Изображая виноград мохнатым от налипшего на него света, импрессионисты показывают нам то, что мы и без них могли бы увидеть, если бы смотрели на мир также прямо, как они. Вот этой прямоты и не было у передвижников всех стран и народов (в “Метрополитен” их немногим меньше, что в “Третьяковке”). Они не портретировали действительность, а ставили ее, как мизансцену в театре. В их картинах естественности не больше, чем в пирамиде "Урожайная". Чем старательней они копировали жизнь, тем дальше отходили от нее. Передвижники отличались от врагов из Академии темой, но не методом. Безжизненность академистов объясняется тем, что они слишком хорошо учили анатомию. Не желая жертвовать приобретенными в морге знаниями, они, как краснодеревщики, обтягивали кожей каркас. В результате на полотне получался не человек, а его труп. Гуманистическая идея, которую в него вкладывали передвижники, не могла оживить покойника.
Если передвижники нагружали свои картины смыслом до тех пор, пока художественная иллюзия не становилась простодушной условностью, то импрессионисты полагались на случай.
- «Лишь эфемерное, - говорил Клод Моне, - бывает божественным».
Изображая мир в разрезе, импрессионисты верили, что действительность - как сервелат: всякий ее ломтик содержит в себе всю полноту жизненных свойств. Муравей, ползущий вдоль рельсов, никогда не поймет устройства железной дороги. Для этого необходимо ее пересечь, причем - в любом месте. Импрессионисты шли не вдоль, а поперек темы. Они не настаивали на исключительности своего сюжета. Чтобы создать портрет мира, им, подходил любой ландшафт. Но писали импрессионисты его так, что навсегда меняли зрительный аппарат тех, кто смотрел их картины. Именно на это и рассчитывал Барнс, когда учил искусству своих малограмотных рабочих. Американский просветитель, свято веривший в силу ума и опыта, он хотел открыть им третий глаз, без которого живопись - костыль литературы и протез рассказчика.

Леопольд Стоковский

Леопольд Стоковский

Ну, а теперь, Соломон, я предлагаю продолжить нашу экскурсию в один из старейших городов Америки – Филадельфию, которая когда-то была столицей этой страны - и поговорить о музыке этого города.

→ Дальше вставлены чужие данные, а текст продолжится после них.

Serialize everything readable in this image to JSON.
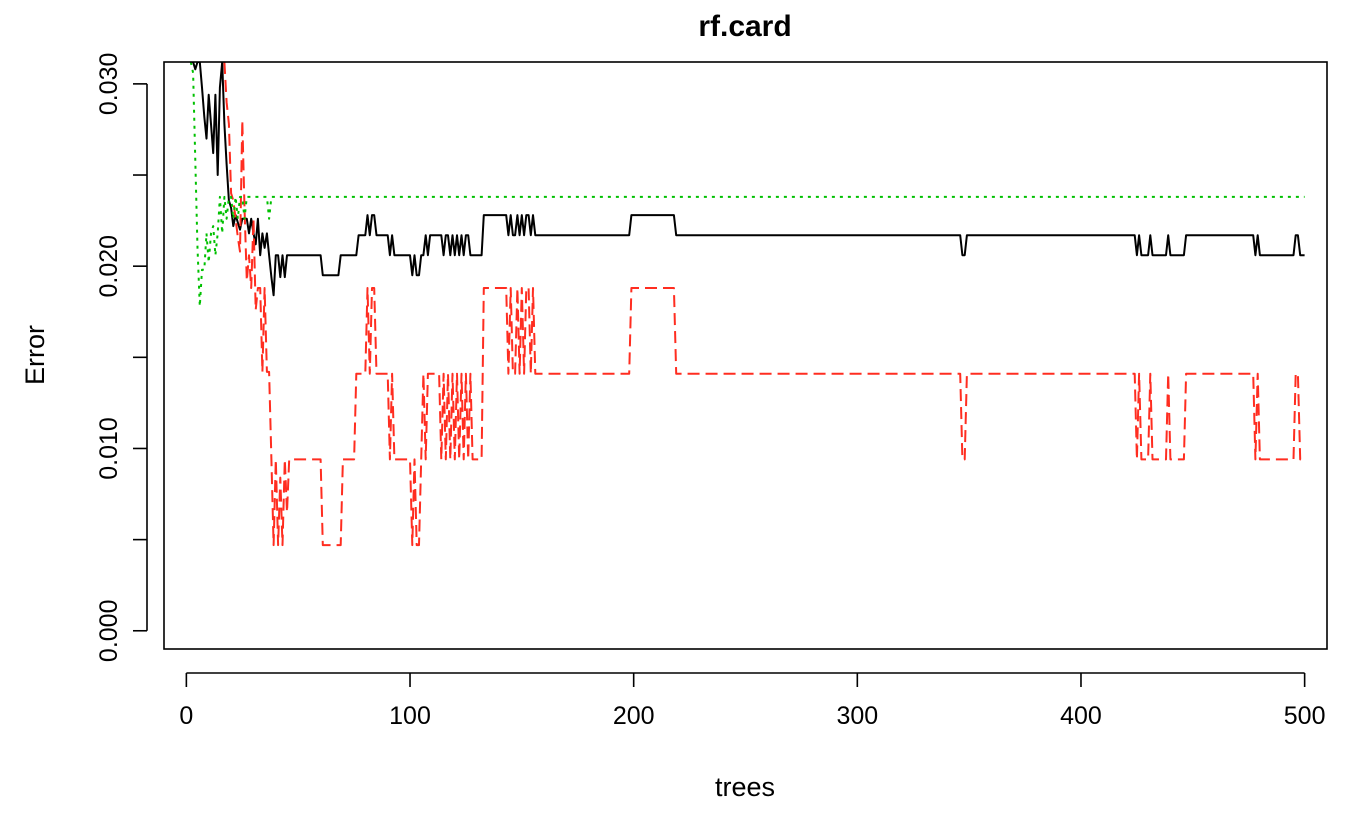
{
  "chart_data": {
    "type": "line",
    "title": "rf.card",
    "xlabel": "trees",
    "ylabel": "Error",
    "xlim": [
      -10,
      510
    ],
    "ylim": [
      -0.001,
      0.0312
    ],
    "x_ticks": [
      0,
      100,
      200,
      300,
      400,
      500
    ],
    "x_tick_labels": [
      "0",
      "100",
      "200",
      "300",
      "400",
      "500"
    ],
    "y_ticks": [
      0.0,
      0.005,
      0.01,
      0.015,
      0.02,
      0.025,
      0.03
    ],
    "y_tick_labels": [
      "0.000",
      "",
      "0.010",
      "",
      "0.020",
      "",
      "0.030"
    ],
    "grid": false,
    "legend": "none",
    "series": [
      {
        "color": "#000000",
        "dash": "solid",
        "points": [
          [
            2,
            0.0312
          ],
          [
            3,
            0.0312
          ],
          [
            4,
            0.0308
          ],
          [
            5,
            0.0312
          ],
          [
            6,
            0.0312
          ],
          [
            7,
            0.0298
          ],
          [
            8,
            0.0282
          ],
          [
            9,
            0.027
          ],
          [
            10,
            0.0294
          ],
          [
            11,
            0.0278
          ],
          [
            12,
            0.0262
          ],
          [
            13,
            0.0294
          ],
          [
            14,
            0.025
          ],
          [
            15,
            0.0298
          ],
          [
            16,
            0.0312
          ],
          [
            17,
            0.0278
          ],
          [
            18,
            0.0256
          ],
          [
            19,
            0.0236
          ],
          [
            20,
            0.0232
          ],
          [
            21,
            0.0222
          ],
          [
            22,
            0.0228
          ],
          [
            23,
            0.0224
          ],
          [
            24,
            0.022
          ],
          [
            25,
            0.0226
          ],
          [
            26,
            0.0226
          ],
          [
            27,
            0.0226
          ],
          [
            28,
            0.0218
          ],
          [
            29,
            0.0226
          ],
          [
            30,
            0.0218
          ],
          [
            31,
            0.0212
          ],
          [
            32,
            0.0226
          ],
          [
            33,
            0.0206
          ],
          [
            34,
            0.0218
          ],
          [
            35,
            0.021
          ],
          [
            36,
            0.0218
          ],
          [
            37,
            0.0206
          ],
          [
            38,
            0.0194
          ],
          [
            39,
            0.0184
          ],
          [
            40,
            0.0206
          ],
          [
            41,
            0.0206
          ],
          [
            42,
            0.0194
          ],
          [
            43,
            0.0206
          ],
          [
            44,
            0.0194
          ],
          [
            45,
            0.0206
          ],
          [
            47,
            0.0206
          ],
          [
            60,
            0.0206
          ],
          [
            61,
            0.0195
          ],
          [
            68,
            0.0195
          ],
          [
            69,
            0.0206
          ],
          [
            76,
            0.0206
          ],
          [
            77,
            0.0217
          ],
          [
            80,
            0.0217
          ],
          [
            81,
            0.0228
          ],
          [
            82,
            0.0217
          ],
          [
            83,
            0.0228
          ],
          [
            84,
            0.0228
          ],
          [
            85,
            0.0217
          ],
          [
            90,
            0.0217
          ],
          [
            91,
            0.0206
          ],
          [
            92,
            0.0217
          ],
          [
            93,
            0.0206
          ],
          [
            100,
            0.0206
          ],
          [
            101,
            0.0195
          ],
          [
            102,
            0.0206
          ],
          [
            103,
            0.0195
          ],
          [
            104,
            0.0195
          ],
          [
            105,
            0.0206
          ],
          [
            106,
            0.0206
          ],
          [
            107,
            0.0217
          ],
          [
            108,
            0.0206
          ],
          [
            109,
            0.0217
          ],
          [
            114,
            0.0217
          ],
          [
            115,
            0.0206
          ],
          [
            116,
            0.0217
          ],
          [
            117,
            0.0217
          ],
          [
            118,
            0.0206
          ],
          [
            119,
            0.0217
          ],
          [
            120,
            0.0206
          ],
          [
            121,
            0.0217
          ],
          [
            122,
            0.0206
          ],
          [
            123,
            0.0217
          ],
          [
            124,
            0.0206
          ],
          [
            125,
            0.0217
          ],
          [
            126,
            0.0217
          ],
          [
            127,
            0.0206
          ],
          [
            132,
            0.0206
          ],
          [
            133,
            0.0228
          ],
          [
            143,
            0.0228
          ],
          [
            144,
            0.0217
          ],
          [
            145,
            0.0228
          ],
          [
            146,
            0.0217
          ],
          [
            147,
            0.0217
          ],
          [
            148,
            0.0228
          ],
          [
            149,
            0.0217
          ],
          [
            150,
            0.0228
          ],
          [
            151,
            0.0217
          ],
          [
            152,
            0.0228
          ],
          [
            153,
            0.0228
          ],
          [
            154,
            0.0217
          ],
          [
            155,
            0.0228
          ],
          [
            156,
            0.0217
          ],
          [
            158,
            0.0217
          ],
          [
            159,
            0.0217
          ],
          [
            198,
            0.0217
          ],
          [
            199,
            0.0228
          ],
          [
            218,
            0.0228
          ],
          [
            219,
            0.0217
          ],
          [
            346,
            0.0217
          ],
          [
            347,
            0.0206
          ],
          [
            348,
            0.0206
          ],
          [
            349,
            0.0217
          ],
          [
            424,
            0.0217
          ],
          [
            425,
            0.0206
          ],
          [
            426,
            0.0217
          ],
          [
            427,
            0.0206
          ],
          [
            430,
            0.0206
          ],
          [
            431,
            0.0217
          ],
          [
            432,
            0.0206
          ],
          [
            438,
            0.0206
          ],
          [
            439,
            0.0217
          ],
          [
            440,
            0.0206
          ],
          [
            446,
            0.0206
          ],
          [
            447,
            0.0217
          ],
          [
            477,
            0.0217
          ],
          [
            478,
            0.0206
          ],
          [
            479,
            0.0217
          ],
          [
            480,
            0.0206
          ],
          [
            495,
            0.0206
          ],
          [
            496,
            0.0217
          ],
          [
            497,
            0.0217
          ],
          [
            498,
            0.0206
          ],
          [
            500,
            0.0206
          ]
        ]
      },
      {
        "color": "#ff2d20",
        "dash": "dashed",
        "points": [
          [
            17,
            0.0312
          ],
          [
            18,
            0.029
          ],
          [
            19,
            0.0278
          ],
          [
            20,
            0.024
          ],
          [
            21,
            0.0236
          ],
          [
            22,
            0.0226
          ],
          [
            23,
            0.0216
          ],
          [
            24,
            0.0208
          ],
          [
            25,
            0.028
          ],
          [
            26,
            0.0232
          ],
          [
            27,
            0.0192
          ],
          [
            28,
            0.0206
          ],
          [
            29,
            0.0188
          ],
          [
            30,
            0.0226
          ],
          [
            31,
            0.0176
          ],
          [
            32,
            0.0188
          ],
          [
            33,
            0.0188
          ],
          [
            34,
            0.0142
          ],
          [
            35,
            0.0188
          ],
          [
            36,
            0.0142
          ],
          [
            37,
            0.0142
          ],
          [
            38,
            0.0094
          ],
          [
            39,
            0.0047
          ],
          [
            40,
            0.0094
          ],
          [
            41,
            0.0047
          ],
          [
            42,
            0.0084
          ],
          [
            43,
            0.0047
          ],
          [
            44,
            0.0094
          ],
          [
            45,
            0.0065
          ],
          [
            46,
            0.0094
          ],
          [
            47,
            0.0094
          ],
          [
            60,
            0.0094
          ],
          [
            61,
            0.0047
          ],
          [
            69,
            0.0047
          ],
          [
            70,
            0.0094
          ],
          [
            75,
            0.0094
          ],
          [
            76,
            0.0141
          ],
          [
            80,
            0.0141
          ],
          [
            81,
            0.0188
          ],
          [
            82,
            0.0141
          ],
          [
            83,
            0.0188
          ],
          [
            84,
            0.0188
          ],
          [
            85,
            0.0141
          ],
          [
            90,
            0.0141
          ],
          [
            91,
            0.0094
          ],
          [
            92,
            0.0141
          ],
          [
            93,
            0.0094
          ],
          [
            100,
            0.0094
          ],
          [
            101,
            0.0047
          ],
          [
            102,
            0.0094
          ],
          [
            103,
            0.0047
          ],
          [
            104,
            0.0047
          ],
          [
            105,
            0.0094
          ],
          [
            106,
            0.0141
          ],
          [
            107,
            0.0094
          ],
          [
            108,
            0.0141
          ],
          [
            113,
            0.0141
          ],
          [
            114,
            0.0094
          ],
          [
            115,
            0.0141
          ],
          [
            116,
            0.0094
          ],
          [
            117,
            0.0141
          ],
          [
            118,
            0.0094
          ],
          [
            119,
            0.0141
          ],
          [
            120,
            0.0094
          ],
          [
            121,
            0.0141
          ],
          [
            122,
            0.0094
          ],
          [
            123,
            0.0141
          ],
          [
            124,
            0.0094
          ],
          [
            125,
            0.0141
          ],
          [
            126,
            0.0094
          ],
          [
            127,
            0.0141
          ],
          [
            128,
            0.0094
          ],
          [
            132,
            0.0094
          ],
          [
            133,
            0.0188
          ],
          [
            143,
            0.0188
          ],
          [
            144,
            0.0141
          ],
          [
            145,
            0.0188
          ],
          [
            146,
            0.0141
          ],
          [
            147,
            0.0141
          ],
          [
            148,
            0.0188
          ],
          [
            149,
            0.0141
          ],
          [
            150,
            0.0188
          ],
          [
            151,
            0.0141
          ],
          [
            152,
            0.0188
          ],
          [
            153,
            0.0188
          ],
          [
            154,
            0.0141
          ],
          [
            155,
            0.0188
          ],
          [
            156,
            0.0141
          ],
          [
            158,
            0.0141
          ],
          [
            159,
            0.0141
          ],
          [
            198,
            0.0141
          ],
          [
            199,
            0.0188
          ],
          [
            218,
            0.0188
          ],
          [
            219,
            0.0141
          ],
          [
            346,
            0.0141
          ],
          [
            347,
            0.0094
          ],
          [
            348,
            0.0094
          ],
          [
            349,
            0.0141
          ],
          [
            424,
            0.0141
          ],
          [
            425,
            0.0094
          ],
          [
            426,
            0.0141
          ],
          [
            427,
            0.0094
          ],
          [
            430,
            0.0094
          ],
          [
            431,
            0.0141
          ],
          [
            432,
            0.0094
          ],
          [
            438,
            0.0094
          ],
          [
            439,
            0.0141
          ],
          [
            440,
            0.0094
          ],
          [
            446,
            0.0094
          ],
          [
            447,
            0.0141
          ],
          [
            477,
            0.0141
          ],
          [
            478,
            0.0094
          ],
          [
            479,
            0.0141
          ],
          [
            480,
            0.0094
          ],
          [
            495,
            0.0094
          ],
          [
            496,
            0.0141
          ],
          [
            497,
            0.0141
          ],
          [
            498,
            0.0094
          ],
          [
            500,
            0.0094
          ]
        ]
      },
      {
        "color": "#00c000",
        "dash": "dotted",
        "points": [
          [
            2,
            0.0312
          ],
          [
            3,
            0.0306
          ],
          [
            4,
            0.0258
          ],
          [
            5,
            0.021
          ],
          [
            6,
            0.0178
          ],
          [
            7,
            0.0198
          ],
          [
            8,
            0.0198
          ],
          [
            9,
            0.0218
          ],
          [
            10,
            0.0202
          ],
          [
            11,
            0.0218
          ],
          [
            12,
            0.0222
          ],
          [
            13,
            0.0206
          ],
          [
            14,
            0.0218
          ],
          [
            15,
            0.0238
          ],
          [
            16,
            0.0218
          ],
          [
            17,
            0.0238
          ],
          [
            18,
            0.0226
          ],
          [
            19,
            0.0238
          ],
          [
            20,
            0.0238
          ],
          [
            21,
            0.0226
          ],
          [
            22,
            0.0238
          ],
          [
            23,
            0.0226
          ],
          [
            24,
            0.0238
          ],
          [
            25,
            0.0238
          ],
          [
            26,
            0.0226
          ],
          [
            27,
            0.0238
          ],
          [
            28,
            0.0238
          ],
          [
            36,
            0.0238
          ],
          [
            37,
            0.0226
          ],
          [
            38,
            0.0238
          ],
          [
            39,
            0.0238
          ],
          [
            500,
            0.0238
          ]
        ]
      }
    ]
  }
}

Соломон Волков: В связи с этим хотел бы, Саша, обсудить одну тему, которая меня давно интересовала. А именно - симфонический оркестр как визитная карточка города. Это явление, которое достаточно распространено в Европе и США. Если для Нью-Йорка Нью-йоркский филармонический оркестр такой визитной карточкой не является по причине необычайного богатства культурных достопримечательностей…

Александр Генис: В Нью-Йорке, скорее, это Метрополитен Опера или Метрополитен Музей…

Соломон Волков: И частично, по причине дурного характера ньюйоркцев, может быть. А вот в таких городах как Кливленд, Бостон, Чикаго или Филадельфия, их оркестры входят в число избранных визитных карточек города. Это первое, о чем ты вспоминаешь, когда думаешь об одном из тех городов, которые я перечислил.

Александр Генис: Филадельфия это вообще город со странной репутацией. С одной стороны, это колыбель Америки, там находится знаменитый Колокол свободы и там до сих пор казначейство американское - когда от вас требуют налоги, они идут в Филадельфию. С другой стороны, когда я приехал в Америку, я сказал, что хочу поехать в Филадельфию и посмотреть, наконец, эту родину американской свободы. Мне сказали: «Даже и не пытайся». «Почему?». «Ее закрывают в 7 часов вечера». Считалось, что Филадельфия - самый скучный город в Америке. Действительно, он был весьма заштатным, провинциальным и неинтересным городом до последнего времени. Но лет 10 назад началась реконструкция старой части Филадельфии, и я туда приезжаю с наслаждением, потому что этот город мне живо напоминает старую Ригу - там сохранилась Америка 18-го века, эти кварталы тщательно восстановленыm они делают Филадельфию чрезвычайно приятной. А кроме всего прочего, там находится знаменитыйПенсильванский университет, в котором я имел честь несколько раз выступать, это один из университетов Ivy League, то есть один из самых престижных университетов Америки, и там находится чудный музей, я уж не говорю про Барнс коллекшн, но там есть и просто Музей изящных искусств, где хранятся бесценные сокровища, как и в каждом большом городе Америки. Вот вы говорили об оркестрах, а то же самое можно сказать и о музеях. В Чикаго, в Бостоне, в Филадельфии, не говоря уже о Нью-Йорке, есть великолепные музеи, где собраны замечательные европейские картины. Но оркестр - это другое дело, это живой организм, он зависит от того, кто им руководит, не так ли?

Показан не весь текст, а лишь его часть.